Namun Kementerian Luar China mengatakan mestinya negara-negara di kawasan ´menjaga suasana kondusif di perairan di Laut China Selatan´ yang diakui ´tak selalu mudah untuk dijaga atau dipertahankan´.

Proses penamaan Laut Natuna Utara dimulai sejak pertengahan tahun 2016. Menko Kemaritiman, Luhut Pandjaitan, kala itu berkata, penamaan itu vital untuk mengamankan Zona Ekonomi Eksklusif sejauh 200 mil laut.

"Pemerintah tidak ada sengketa dengan China di perbatasan karena Indonesia menggunakan zona maritim sesuai konvensi hukum laut. Peta Indonesia memiliki koordinat, tanggal, dan data yang jelas," ucapnya.

Arif menyatakan, pemerintah tak akan bernegosiasi dengan negara lain yang mengajukan klaim tanpa dasar konvensi hukum laut, termasuk China yang berkeras dengan peta sembilan garis putus mereka.

Pada Mei 2015, Kementerian Luar Negeri China memprotes penangkapan terhadap delapan nelayan mereka yang masuk perairan Natuna. China ´mengecam tindakan penembakan terhadap kapal nelayan China oleh TNI Angkatan Laut´ di perairan Kepulauan Natuna yang notabene ´merupakan wilayah tradisional penangkapan ikan China´. Indonesia menyatakan penangkapan dilakukan karena delapan nelayan tersebut melanggar zona ekonomi eksklusif dan diduga kuat melakukan pencurian ikan.

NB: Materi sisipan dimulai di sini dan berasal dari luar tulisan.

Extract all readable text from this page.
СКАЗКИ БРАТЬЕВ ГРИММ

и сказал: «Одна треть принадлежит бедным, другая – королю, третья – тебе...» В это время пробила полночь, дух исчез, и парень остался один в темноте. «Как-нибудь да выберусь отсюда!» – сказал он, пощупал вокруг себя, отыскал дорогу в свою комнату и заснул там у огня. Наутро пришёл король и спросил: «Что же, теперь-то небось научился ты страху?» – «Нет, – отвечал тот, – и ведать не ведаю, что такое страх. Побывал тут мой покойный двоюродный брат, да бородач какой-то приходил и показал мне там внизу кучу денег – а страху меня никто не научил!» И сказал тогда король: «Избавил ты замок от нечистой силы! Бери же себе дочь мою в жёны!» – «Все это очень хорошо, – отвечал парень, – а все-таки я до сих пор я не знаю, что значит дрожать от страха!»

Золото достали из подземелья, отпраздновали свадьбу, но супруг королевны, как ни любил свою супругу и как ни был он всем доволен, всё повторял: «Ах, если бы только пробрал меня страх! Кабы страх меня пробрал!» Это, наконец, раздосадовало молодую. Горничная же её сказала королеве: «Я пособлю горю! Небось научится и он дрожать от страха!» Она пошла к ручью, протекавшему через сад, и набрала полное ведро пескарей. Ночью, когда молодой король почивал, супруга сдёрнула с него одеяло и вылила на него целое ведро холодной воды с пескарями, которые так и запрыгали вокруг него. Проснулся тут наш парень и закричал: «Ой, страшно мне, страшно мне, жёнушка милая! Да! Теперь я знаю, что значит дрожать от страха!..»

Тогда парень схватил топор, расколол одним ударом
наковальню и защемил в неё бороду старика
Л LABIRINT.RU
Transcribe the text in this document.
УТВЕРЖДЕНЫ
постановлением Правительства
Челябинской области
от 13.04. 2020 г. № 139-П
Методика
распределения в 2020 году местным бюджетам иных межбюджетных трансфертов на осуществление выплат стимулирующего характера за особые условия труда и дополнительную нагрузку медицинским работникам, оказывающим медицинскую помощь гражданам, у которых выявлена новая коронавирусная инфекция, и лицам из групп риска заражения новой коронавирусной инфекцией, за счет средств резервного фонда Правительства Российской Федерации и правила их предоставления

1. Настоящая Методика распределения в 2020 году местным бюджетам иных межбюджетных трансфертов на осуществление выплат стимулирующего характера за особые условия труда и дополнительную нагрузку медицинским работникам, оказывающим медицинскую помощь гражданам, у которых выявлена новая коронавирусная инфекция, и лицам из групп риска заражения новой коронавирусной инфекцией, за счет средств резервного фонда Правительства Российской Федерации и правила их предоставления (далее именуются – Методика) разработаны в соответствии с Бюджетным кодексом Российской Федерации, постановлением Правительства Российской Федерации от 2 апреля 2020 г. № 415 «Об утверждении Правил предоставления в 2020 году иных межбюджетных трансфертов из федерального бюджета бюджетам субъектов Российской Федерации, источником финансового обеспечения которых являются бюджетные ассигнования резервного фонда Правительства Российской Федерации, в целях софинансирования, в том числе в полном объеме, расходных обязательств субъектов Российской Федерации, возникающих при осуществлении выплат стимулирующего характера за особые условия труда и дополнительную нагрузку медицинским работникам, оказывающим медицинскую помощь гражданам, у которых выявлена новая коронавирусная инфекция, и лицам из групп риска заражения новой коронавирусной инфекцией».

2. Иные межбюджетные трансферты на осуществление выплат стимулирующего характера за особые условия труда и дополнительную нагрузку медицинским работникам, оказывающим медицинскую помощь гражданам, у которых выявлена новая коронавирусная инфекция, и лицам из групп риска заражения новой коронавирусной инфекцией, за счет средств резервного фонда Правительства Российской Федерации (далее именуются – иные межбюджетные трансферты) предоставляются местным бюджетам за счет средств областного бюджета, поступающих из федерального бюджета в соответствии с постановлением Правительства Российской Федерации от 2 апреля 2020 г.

Terkait protes pemerintah China ini, Wakil Presiden Jusuf Kalla (JK) menyebut perubahan nama itu hanya pada wilayah Indonesia. "Saya kira tidak sampai ke situ. Yang disebut hanya sekitar Natuna saja. Biasa kadang-kadang ada nama lokal," ujar Wapres JK disela-sela kunjungannya di Padang, Sumatera Barat, Sabtu (15/7).

"Ya tapi itu kan nama-nama itu belum terdaftar secara internasional. Jadi hanya penyebutan lokal saja," ucapnya.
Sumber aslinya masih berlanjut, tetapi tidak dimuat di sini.